Per questo è comune sentir parlare di hardware o software come
se avessero dentro degli omini che parlano tra loro, con dei fini e dei
desideri. Infatti si possono sentire frasi come: "Il gestore di
protocollo si è confuso", o che i programmi "stanno provando" a
fare qualcosa, o una potrebbe dire di una routine che "il suo obiettivo
di vita è di...", o ancora "Non puoi far girare quelle due
schede sullo stesso bus; si scontrano sull'interrupt 9".
Si possono anche sentire spiegazioni come "... e il suo piccolo povero
cervello non ha potuto capirlo, ed è morto". Alcune volte
modellare le cose in questo modo sembra veramente renderle più
semplici da capire, forse perché è istinitivamente
naturale pensare qualcosa che ha un reperorio di comportamenti
così complesso come se fosse una persona piuttosto che una cosa.

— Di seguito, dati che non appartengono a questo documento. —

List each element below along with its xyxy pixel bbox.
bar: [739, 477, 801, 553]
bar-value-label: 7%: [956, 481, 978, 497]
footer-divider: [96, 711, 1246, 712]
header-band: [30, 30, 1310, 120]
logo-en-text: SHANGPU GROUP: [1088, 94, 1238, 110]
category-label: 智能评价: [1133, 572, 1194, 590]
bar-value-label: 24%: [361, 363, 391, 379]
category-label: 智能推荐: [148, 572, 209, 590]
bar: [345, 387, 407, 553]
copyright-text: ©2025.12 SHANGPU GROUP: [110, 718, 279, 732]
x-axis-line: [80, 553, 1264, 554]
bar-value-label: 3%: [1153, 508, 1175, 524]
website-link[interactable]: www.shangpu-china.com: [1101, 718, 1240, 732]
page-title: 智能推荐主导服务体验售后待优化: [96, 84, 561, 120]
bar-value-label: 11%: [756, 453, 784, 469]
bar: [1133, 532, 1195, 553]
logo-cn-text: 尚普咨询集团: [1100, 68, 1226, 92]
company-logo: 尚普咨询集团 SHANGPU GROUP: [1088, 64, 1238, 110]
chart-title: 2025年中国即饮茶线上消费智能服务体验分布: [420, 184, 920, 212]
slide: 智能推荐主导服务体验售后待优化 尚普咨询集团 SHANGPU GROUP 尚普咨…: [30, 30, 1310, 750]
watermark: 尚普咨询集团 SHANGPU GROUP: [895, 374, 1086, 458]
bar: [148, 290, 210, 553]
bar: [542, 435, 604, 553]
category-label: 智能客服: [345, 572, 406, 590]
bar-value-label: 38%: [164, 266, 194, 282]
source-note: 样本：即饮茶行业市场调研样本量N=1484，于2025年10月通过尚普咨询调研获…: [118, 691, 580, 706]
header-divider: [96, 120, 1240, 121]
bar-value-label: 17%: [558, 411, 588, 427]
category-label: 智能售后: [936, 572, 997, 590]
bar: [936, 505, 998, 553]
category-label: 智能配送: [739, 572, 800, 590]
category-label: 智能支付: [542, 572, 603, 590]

A prima vista, per quelli che capiscono come questi programmi lavorano
in realtà, sembra un'assurdità. Visto che gli hacker si
trovano tra persone che sanno benissimo come questi fenomeni avvengono,
sembra senza senso che usino un linguaggio che sembra conferire
coscienza propria ai programmi. La mentalità dietro questa
tendenza richiede quindi un più attento esame.
La chiave per capire questo modo di esprimersi è che non
è fatto in modo ingenuo; gli hacker personalizzano le loro cose
per entrare in contatto empatico con esse, non perché credono
misticamente che le cose sulle quali lavorano ogni giorno sono "vive".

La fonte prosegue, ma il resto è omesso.